Ce que révèle l’étude sur l’éclairage artificiel et la saison pollinique
L’étude a analysé douze années de données, de 2012 à 2023, en se concentrant sur le Nord-Est des États-Unis, y compris de grandes zones métropolitaines telles que New York, Boston et Philadelphie. Les comptages de pollens atmosphériques ont été comparés aux cartes satellitaires de l’éclairage nocturne obtenues via le système Black Marble, en vérifiant également les modèles statistiques relatifs à la température et aux précipitations pour isoler l’effet spécifique de la lumière artificielle.
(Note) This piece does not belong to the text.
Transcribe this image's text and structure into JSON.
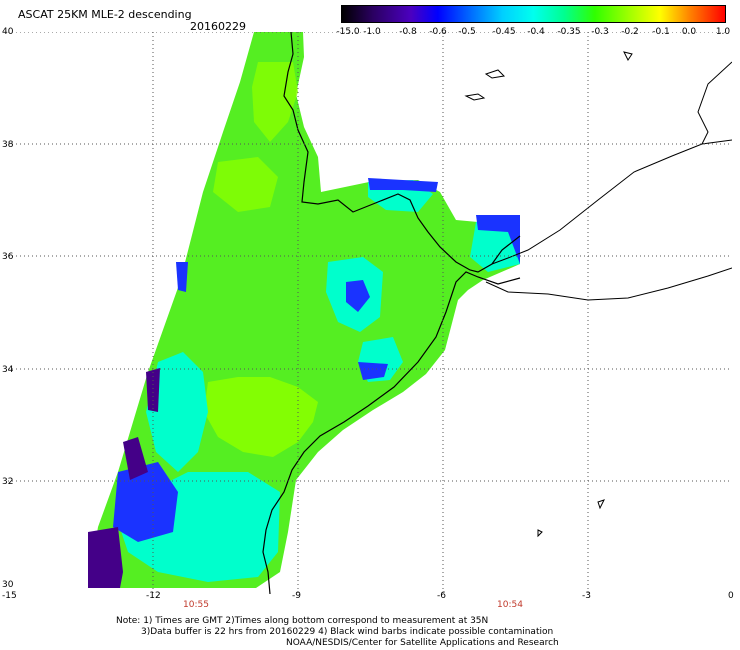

Dans les zones avec moins d’éclairage nocturne, les niveaux significatifs de pollen ont été enregistrés pendant environ 170 à 210 jours par an. Dans les régions les plus éclairées, les jours avec des concentrations polliniques élevées se sont révélés beaucoup plus fréquents, atteignant jusqu’à 300 jours par an dans des villes comme New York.
Au-delà de la durée prolongée de la saison pollinique, dans les zones avec un éclairage nocturne plus intense, la proportion de jours présentant des concentrations élevées de pollens a également augmenté : jusqu’à 27% des jours de la saison pollinique affichent des niveaux élevés dans les zones les mieux éclairées, contre 17% dans les zones limitées ou sans éclairage artificiel.
Les auteurs soulignent que l’éclairage nocturne est l’un des facteurs environnementaux les moins étudiés en lien avec la santé respiratoire, malgré son expansion rapide dans les zones urbaines. Parmi les mesures de mitigation possibles, ils mentionnent la réduction des niveaux d’éclairage, la protection des dispositifs pour minimiser l’exposition directe des plantes et la diminution de la lumière bleue à haute énergie, particulièrement stimulante pour la production de pollen.
“Gérer l’éclairage artificiel nocturne devrait être envisagé non seulement en termes d’efficacité énergétique, mais aussi comme une question de santé publique”, concluent les chercheurs, soulignant la nécessité d’études supplémentaires pour élucider les mécanismes causaux et les interactions avec d’autres facteurs environnementaux.